Why does layer-wise stacking and parameter copying in deep residual networks significantly improve training efficiency? Method: The authors establish a rigorous theoretical equivalence between stacking and Nesterov accelerated gradient descent, introducing a novel potential-function analysis framework that accommodates fault-tolerant updates and extends beyond classical acceleration theory’s applicability limits. Contribution/Results: They provide the first formal convergence proof for deep linear residual networks under stacking, demonstrating a square-root speedup in training complexity. Conceptual experiments validate both the acceleration effect and its robustness to initialization errors. This work unifies the optimization principles underlying two empirically successful but previously disparate strategies: residual network stacking and classifier initialization in Boosting—revealing their shared foundation in implicit acceleration.

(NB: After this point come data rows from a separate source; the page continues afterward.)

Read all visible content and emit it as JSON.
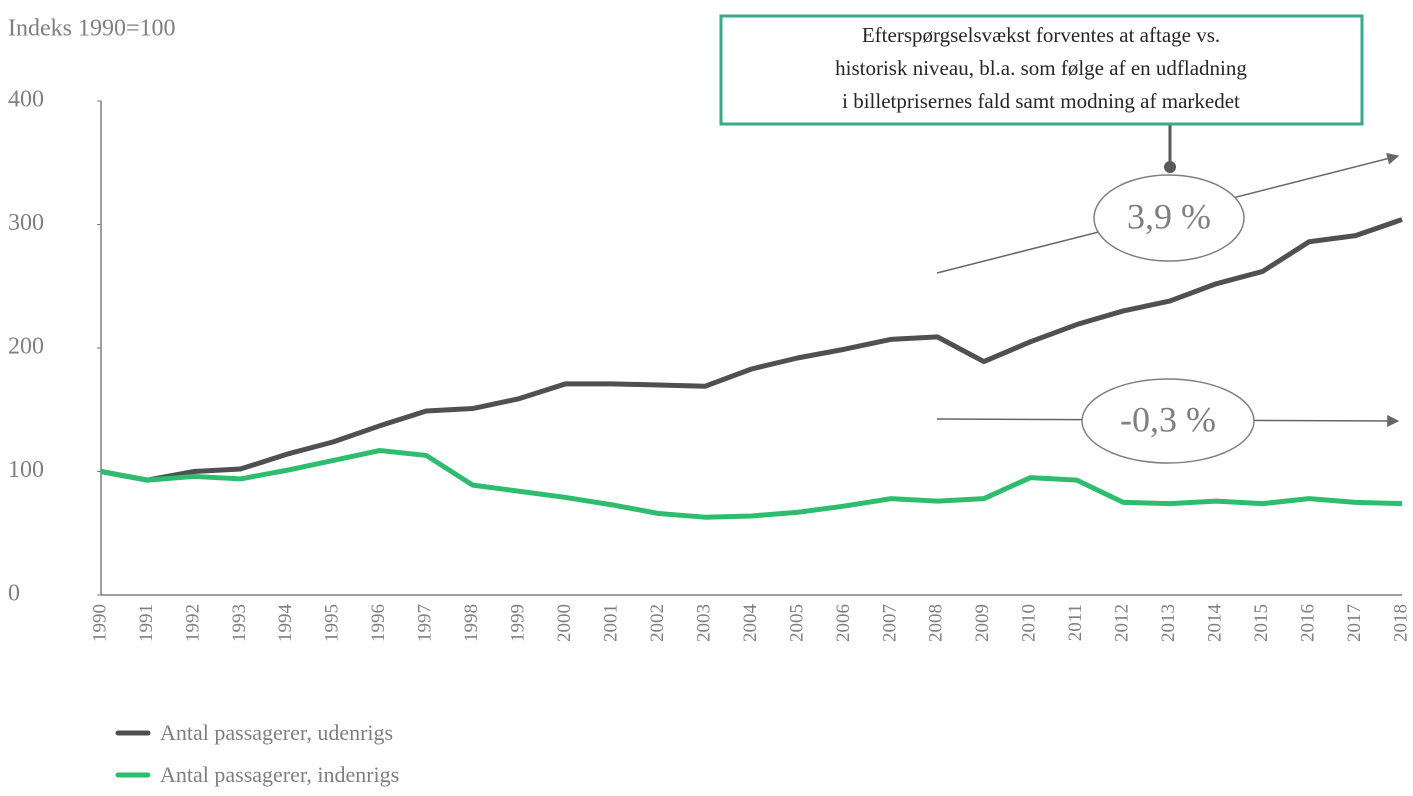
{
  "chart_data": {
    "type": "line",
    "ylabel": "Indeks 1990=100",
    "categories": [
      "1990",
      "1991",
      "1992",
      "1993",
      "1994",
      "1995",
      "1996",
      "1997",
      "1998",
      "1999",
      "2000",
      "2001",
      "2002",
      "2003",
      "2004",
      "2005",
      "2006",
      "2007",
      "2008",
      "2009",
      "2010",
      "2011",
      "2012",
      "2013",
      "2014",
      "2015",
      "2016",
      "2017",
      "2018"
    ],
    "series": [
      {
        "name": "Antal passagerer, udenrigs",
        "color": "#505050",
        "values": [
          100,
          93,
          100,
          102,
          114,
          124,
          137,
          149,
          151,
          159,
          171,
          171,
          170,
          169,
          183,
          192,
          199,
          207,
          209,
          189,
          205,
          219,
          230,
          238,
          252,
          262,
          286,
          291,
          304
        ]
      },
      {
        "name": "Antal passagerer, indenrigs",
        "color": "#2ebd6e",
        "values": [
          100,
          93,
          96,
          94,
          101,
          109,
          117,
          113,
          89,
          84,
          79,
          73,
          66,
          63,
          64,
          67,
          72,
          78,
          76,
          78,
          95,
          93,
          75,
          74,
          76,
          74,
          78,
          75,
          74
        ]
      }
    ],
    "ylim": [
      0,
      400
    ],
    "yticks": [
      0,
      100,
      200,
      300,
      400
    ],
    "annotations": {
      "note": [
        "Efterspørgselsvækst forventes at aftage vs.",
        "historisk niveau, bl.a. som følge af en udfladning",
        "i billetprisernes fald samt modning af markedet"
      ],
      "growth_udenrigs": "3,9 %",
      "growth_indenrigs": "-0,3 %"
    }
  }
}
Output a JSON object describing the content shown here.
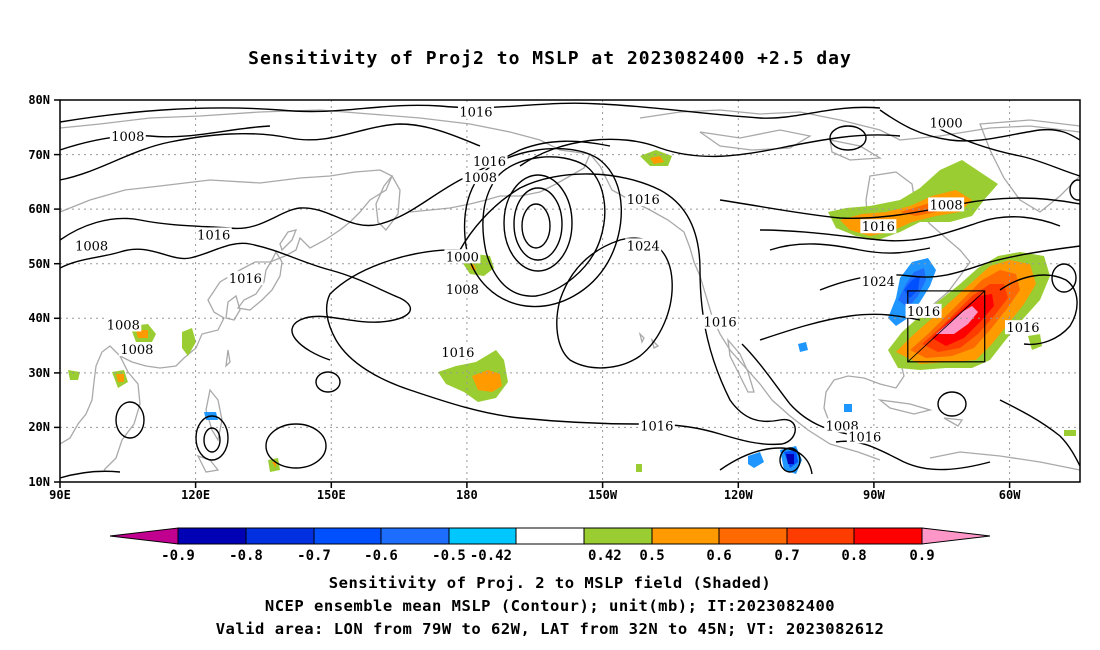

Stacking, a heuristic technique for training deep residual networks by progressively increasing the number of layers and initializing new layers by copying parameters from older layers, has proven quite successful in improving the efficiency of training deep neural networks. In this paper, we propose a theoretical explanation for the efficacy of stacking: viz., stacking implements a form of Nesterov's accelerated gradient descent. The theory also covers simpler models such as the additive ensembles constructed in boosting methods, and provides an explanation for a similar widely-used practical heuristic for initializing the new classifier in each round of boosting. We also prove that for certain deep linear residual networks, stacking does provide accelerated training, via a new potential function analysis of the Nesterov's accelerated gradient method which allows errors in updates. We conduct proof-of-concept experiments to validate our theory as well.